>>149479159At the MCU's peak era of success, around Phases 2-3, they were genuinely succeeding in getting large audiences to show up to movies about characters most normies had never even heard of before, just because it was the new MCU movie and it was virtually a guaranteed good time.
You can argue that maybe some of the characters they've introduced in Phases 4-5 are just inherently awful and there was no way to get something good out of them, but the normie audience don't know or care about the comic source material. Black Panther, Doctor Strange, Ant-Man and the Guardians were as much Literally Who? to them as the Phase 4-5 heroes have been. More people would've given some of those movies a shot if they hadn't already been burned by bad sequels starring heroes they did like.
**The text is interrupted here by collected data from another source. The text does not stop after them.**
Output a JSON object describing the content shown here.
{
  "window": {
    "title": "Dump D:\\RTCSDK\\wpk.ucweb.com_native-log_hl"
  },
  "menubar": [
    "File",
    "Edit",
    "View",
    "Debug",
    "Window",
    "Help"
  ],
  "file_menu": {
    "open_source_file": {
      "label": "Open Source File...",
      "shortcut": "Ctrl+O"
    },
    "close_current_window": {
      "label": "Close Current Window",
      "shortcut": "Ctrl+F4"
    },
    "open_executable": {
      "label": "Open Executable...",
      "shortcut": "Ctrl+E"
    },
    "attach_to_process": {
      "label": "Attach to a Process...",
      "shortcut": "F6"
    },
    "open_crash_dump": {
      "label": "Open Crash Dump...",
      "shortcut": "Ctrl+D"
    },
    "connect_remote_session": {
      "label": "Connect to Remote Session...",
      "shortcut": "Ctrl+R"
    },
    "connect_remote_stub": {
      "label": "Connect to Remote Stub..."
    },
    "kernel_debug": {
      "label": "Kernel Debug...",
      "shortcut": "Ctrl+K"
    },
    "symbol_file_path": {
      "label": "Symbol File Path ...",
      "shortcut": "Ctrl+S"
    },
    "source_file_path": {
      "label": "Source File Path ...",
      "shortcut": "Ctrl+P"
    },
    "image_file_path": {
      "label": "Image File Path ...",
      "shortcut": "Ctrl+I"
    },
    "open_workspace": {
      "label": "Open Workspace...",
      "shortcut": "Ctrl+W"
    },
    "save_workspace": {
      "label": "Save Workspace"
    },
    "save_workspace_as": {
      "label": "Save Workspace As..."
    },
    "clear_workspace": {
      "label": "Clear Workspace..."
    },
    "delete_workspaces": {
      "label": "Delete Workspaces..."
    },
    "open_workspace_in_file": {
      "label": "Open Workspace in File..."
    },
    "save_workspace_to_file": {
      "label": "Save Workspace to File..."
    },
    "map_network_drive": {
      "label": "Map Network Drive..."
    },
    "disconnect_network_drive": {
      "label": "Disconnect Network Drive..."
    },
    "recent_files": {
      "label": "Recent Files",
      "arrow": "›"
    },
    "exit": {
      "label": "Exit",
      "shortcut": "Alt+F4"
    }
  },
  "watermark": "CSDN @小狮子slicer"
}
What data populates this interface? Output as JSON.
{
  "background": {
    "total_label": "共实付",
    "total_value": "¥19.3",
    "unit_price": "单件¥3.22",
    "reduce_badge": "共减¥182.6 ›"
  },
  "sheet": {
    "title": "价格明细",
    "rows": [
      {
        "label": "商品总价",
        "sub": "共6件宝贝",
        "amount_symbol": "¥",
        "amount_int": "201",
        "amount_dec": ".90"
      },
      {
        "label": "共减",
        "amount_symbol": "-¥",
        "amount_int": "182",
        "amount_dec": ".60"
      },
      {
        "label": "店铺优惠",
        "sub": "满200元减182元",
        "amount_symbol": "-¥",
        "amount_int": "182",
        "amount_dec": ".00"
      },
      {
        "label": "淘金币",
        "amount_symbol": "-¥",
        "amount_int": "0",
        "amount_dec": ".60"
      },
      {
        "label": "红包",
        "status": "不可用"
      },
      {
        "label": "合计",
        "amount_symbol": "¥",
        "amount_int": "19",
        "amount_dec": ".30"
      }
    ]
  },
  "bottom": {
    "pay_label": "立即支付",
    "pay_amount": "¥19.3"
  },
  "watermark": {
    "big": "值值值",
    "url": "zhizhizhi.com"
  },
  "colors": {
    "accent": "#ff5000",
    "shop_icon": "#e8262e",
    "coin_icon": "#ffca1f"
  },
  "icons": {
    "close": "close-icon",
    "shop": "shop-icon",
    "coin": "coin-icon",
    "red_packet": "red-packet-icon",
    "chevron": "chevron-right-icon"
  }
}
I think there is a definite problem with the Disney+ shows being something nobody's really watching past the really early ones, so making the shows relevant to the movies has been a real problem. But having killed off or retired a lot of the popular characters is a real problem, and they've failed to create popular new stars to replace them. Worse, whether it's turning Hulk and Thor into comedy characters, or turning Wanda into a villain, or refusing to recast Black Panther even though Boseman supposedly wanted them to, they're losing the popular characters they had left, and often doing it in ways that leave the audience burned and unhappy. Things like that happening enough times will have contributed to people checking out, and it's not Endgame being "a jump-off point" that killed the MCU's popular appeal, it's movies in 2022-2023 that people just didn't like.
Also, the MCU has been running since 2008. A 15 year old today wouldn't even have been born when it started, and the MCU is something his parents were into. Another side effect of the MCU just not being 'cool popular thing' anymore is losing a lot of the casual and female audience, it really is mostly just male nerds left now.